Qu’était G.K. Chesterton lorsqu’il engagea ainsi le fer contre les plus notoires de ses contemporains, les Wells, les Bernard Shaw, les Kipling ? C’était un homme de gauche, dirions-nous. Journaliste et critique aux libérales Daily news, libéral lui-même, indépendant par goût, polémiste par vocation, poète et artiste, de surcroît. Doué d’une intuition merveilleuse, d’une étonnante jeunesse de regard, il découvre partout dans la riche substance de la réalité ces accords admirables, ces correspondances mystérieusement apparentées qui nous relient au monde et que nous ne savons plus reconnaître. Bien décidé à jeter bas le mur maussade qui cache la splendeur de l’univers créé, il s’est fait tout de suite une belle réputation d’anarchiste et de démolisseur…

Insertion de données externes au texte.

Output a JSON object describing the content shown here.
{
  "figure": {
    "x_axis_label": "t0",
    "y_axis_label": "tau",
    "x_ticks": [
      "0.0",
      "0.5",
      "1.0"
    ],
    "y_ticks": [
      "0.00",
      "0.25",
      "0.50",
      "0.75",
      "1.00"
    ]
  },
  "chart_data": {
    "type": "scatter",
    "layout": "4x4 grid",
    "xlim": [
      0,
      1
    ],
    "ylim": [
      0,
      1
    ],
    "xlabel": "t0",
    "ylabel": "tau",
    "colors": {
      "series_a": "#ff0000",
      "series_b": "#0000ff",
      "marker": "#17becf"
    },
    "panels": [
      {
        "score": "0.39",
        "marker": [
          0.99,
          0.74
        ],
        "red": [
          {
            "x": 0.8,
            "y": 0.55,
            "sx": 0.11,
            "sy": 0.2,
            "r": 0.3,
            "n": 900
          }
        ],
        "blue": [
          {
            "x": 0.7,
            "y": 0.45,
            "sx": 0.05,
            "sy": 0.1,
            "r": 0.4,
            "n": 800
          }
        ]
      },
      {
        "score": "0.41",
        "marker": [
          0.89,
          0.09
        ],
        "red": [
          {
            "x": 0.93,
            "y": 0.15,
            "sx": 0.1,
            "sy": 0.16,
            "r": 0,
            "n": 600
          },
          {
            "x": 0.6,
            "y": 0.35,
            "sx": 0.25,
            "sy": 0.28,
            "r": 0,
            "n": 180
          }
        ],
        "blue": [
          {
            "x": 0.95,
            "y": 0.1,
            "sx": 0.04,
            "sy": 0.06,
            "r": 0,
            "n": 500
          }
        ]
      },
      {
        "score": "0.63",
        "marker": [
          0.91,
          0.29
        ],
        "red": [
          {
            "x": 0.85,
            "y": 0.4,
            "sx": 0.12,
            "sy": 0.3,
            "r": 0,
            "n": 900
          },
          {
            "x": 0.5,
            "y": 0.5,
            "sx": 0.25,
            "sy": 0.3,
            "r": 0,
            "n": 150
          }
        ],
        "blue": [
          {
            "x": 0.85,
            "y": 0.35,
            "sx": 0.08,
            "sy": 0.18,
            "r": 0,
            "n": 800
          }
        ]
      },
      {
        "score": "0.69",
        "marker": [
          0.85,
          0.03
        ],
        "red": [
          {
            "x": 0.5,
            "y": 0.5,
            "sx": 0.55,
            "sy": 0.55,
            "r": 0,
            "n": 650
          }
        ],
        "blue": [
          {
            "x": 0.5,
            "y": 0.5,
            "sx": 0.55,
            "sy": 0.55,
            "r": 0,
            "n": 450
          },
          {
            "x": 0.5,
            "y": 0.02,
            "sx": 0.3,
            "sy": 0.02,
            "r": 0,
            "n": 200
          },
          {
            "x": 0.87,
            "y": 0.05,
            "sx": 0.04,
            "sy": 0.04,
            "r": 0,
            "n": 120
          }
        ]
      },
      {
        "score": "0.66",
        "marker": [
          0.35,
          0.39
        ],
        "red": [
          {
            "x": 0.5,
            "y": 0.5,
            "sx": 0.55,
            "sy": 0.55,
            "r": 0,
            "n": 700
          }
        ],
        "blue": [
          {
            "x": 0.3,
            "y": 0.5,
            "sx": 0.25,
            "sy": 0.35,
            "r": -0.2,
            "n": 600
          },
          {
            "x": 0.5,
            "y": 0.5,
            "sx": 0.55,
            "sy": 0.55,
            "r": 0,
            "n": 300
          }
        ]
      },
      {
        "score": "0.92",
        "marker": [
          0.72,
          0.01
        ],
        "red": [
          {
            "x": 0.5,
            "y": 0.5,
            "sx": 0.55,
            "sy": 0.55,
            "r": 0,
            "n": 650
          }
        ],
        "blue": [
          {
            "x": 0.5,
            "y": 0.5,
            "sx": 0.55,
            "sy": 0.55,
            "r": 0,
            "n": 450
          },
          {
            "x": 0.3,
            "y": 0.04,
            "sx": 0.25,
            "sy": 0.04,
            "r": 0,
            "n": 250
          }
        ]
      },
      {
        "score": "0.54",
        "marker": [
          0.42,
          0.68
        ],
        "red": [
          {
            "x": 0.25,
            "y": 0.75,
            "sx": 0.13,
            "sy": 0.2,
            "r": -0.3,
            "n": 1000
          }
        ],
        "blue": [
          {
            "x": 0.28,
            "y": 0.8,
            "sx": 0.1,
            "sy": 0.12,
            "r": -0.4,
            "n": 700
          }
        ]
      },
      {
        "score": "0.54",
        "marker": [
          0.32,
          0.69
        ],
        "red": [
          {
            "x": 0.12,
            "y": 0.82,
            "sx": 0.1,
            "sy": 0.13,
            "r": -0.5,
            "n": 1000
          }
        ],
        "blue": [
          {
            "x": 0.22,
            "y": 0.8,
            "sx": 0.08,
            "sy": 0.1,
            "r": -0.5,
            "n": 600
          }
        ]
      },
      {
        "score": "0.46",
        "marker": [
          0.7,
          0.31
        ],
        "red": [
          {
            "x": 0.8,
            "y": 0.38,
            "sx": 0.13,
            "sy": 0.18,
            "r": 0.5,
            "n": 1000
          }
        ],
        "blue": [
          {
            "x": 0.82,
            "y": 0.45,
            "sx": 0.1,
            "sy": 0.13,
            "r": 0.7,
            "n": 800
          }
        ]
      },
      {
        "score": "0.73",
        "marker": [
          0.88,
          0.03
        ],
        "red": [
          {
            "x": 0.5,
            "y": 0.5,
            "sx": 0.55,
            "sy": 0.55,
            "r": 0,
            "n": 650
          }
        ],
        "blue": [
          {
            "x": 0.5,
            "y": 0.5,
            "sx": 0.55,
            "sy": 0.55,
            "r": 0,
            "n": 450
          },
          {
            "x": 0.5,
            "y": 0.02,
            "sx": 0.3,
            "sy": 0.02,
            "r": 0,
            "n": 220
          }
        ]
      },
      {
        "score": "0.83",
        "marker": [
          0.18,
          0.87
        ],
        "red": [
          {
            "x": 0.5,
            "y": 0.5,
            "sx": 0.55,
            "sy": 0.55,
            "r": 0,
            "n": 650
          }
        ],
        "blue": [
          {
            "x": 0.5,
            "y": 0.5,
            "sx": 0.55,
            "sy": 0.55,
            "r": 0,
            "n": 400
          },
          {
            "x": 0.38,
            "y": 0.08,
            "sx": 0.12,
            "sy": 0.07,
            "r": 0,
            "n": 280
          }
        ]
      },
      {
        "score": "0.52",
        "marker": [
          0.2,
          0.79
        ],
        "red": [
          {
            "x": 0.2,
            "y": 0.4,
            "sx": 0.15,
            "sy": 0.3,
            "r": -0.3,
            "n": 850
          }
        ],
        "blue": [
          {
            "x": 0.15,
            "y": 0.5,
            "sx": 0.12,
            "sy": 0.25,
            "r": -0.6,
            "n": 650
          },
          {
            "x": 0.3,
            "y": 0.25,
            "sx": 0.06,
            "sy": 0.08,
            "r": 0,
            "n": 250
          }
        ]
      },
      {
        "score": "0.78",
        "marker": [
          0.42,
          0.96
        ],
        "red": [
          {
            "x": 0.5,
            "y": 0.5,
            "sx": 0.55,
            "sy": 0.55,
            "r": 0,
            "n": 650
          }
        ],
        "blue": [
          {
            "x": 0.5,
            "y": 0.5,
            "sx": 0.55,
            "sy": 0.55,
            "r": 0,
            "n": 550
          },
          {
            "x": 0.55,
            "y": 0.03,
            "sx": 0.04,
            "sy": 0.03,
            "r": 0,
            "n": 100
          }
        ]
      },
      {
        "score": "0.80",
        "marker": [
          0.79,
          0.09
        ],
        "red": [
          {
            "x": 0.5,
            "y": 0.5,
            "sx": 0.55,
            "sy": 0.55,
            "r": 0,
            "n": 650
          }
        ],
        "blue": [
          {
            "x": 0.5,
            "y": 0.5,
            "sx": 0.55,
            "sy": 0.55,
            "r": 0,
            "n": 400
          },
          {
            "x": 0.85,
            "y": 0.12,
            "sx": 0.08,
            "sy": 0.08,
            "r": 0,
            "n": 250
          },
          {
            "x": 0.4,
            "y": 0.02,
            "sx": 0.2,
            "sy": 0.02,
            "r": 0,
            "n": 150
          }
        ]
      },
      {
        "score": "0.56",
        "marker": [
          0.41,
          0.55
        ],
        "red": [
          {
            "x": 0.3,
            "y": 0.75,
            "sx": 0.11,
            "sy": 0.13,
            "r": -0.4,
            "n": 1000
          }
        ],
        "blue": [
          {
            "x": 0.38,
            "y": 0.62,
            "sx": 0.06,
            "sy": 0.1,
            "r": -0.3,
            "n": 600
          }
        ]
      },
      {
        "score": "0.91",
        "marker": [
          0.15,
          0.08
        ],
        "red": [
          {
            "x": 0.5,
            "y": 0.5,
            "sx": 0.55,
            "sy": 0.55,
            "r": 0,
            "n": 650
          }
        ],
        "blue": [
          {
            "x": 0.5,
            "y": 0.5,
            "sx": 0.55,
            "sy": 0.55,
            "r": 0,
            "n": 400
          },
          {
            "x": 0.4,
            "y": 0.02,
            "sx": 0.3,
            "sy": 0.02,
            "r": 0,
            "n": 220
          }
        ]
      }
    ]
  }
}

Le voilà qui se lance soudain dans une nouvelle bataille et se porte avec fougue contre tout ce qui lui paraît malsain, excessif, insincère, contre les superstitions du commun et contre le snobisme des happy few, contre tout ce qui irrite son sens inné du naturel et de l’humain, car il aime la vie, il aime l’homme, il aime la création, d’un amour qui ne les sépare pas et où il puise, comme un vin fort, son énergie et son audace. Dès l’abord, il combat pour le plaisir, par une sorte d’exubérance, de plénitude, de joie de vivre : il s’amuse et amuse le spectateur qui ne sait pas où il va. Le sait-il davantage lui-même ? Mais, au fort de l’engagement, il s’aperçoit que, pour toucher si juste et si souvent, sa virtuosité dialectique n’a pas dû lui suffire : la qualité de l’arme qu’il manie ne laisse pas de l’étonner. Un instrument de combat qui sert tout ensemble à confondre Wells et Kipling, Nietzsche et Shaw, l’athée et le puritain, le socialiste et le jingoïste, n’a-t-il pas quelque chose d’enchanté ? Et peu à peu l’on sent s’affermir la confiance de l’escrimeur, plus sûr de sa lame que de sa propre science.
Il va désormais plus avant, il pousse au centre de toutes les contradictions, cherchant à atteindre l’essentiel sous la circonstance, l’éternel sous le transitoire, bien décidé à ne se contenter de rien, si ce n’est de tout. Que veut-il et quelle passion le mène ? Sous son allure paradoxale, et alors qu’il semble tracer en l’air de surprenantes arabesques, on lui découvre une étrange gravité. Que demande-t-il à l’adversaire en le saluant ainsi de son arme ? Qu’il engage, dans le défi, sa foi, ses idéaux, sa conception de l’univers. Il ne lui permet pas d’échappatoire, il ne lui cède pas un pouce de terrain ; il vise droit à la tête et au cœur, car il s’agit d’un duel où la valeur ultime de la vie humaine est en cause ; et, par là, il manifeste l’importance et la dignité du combat.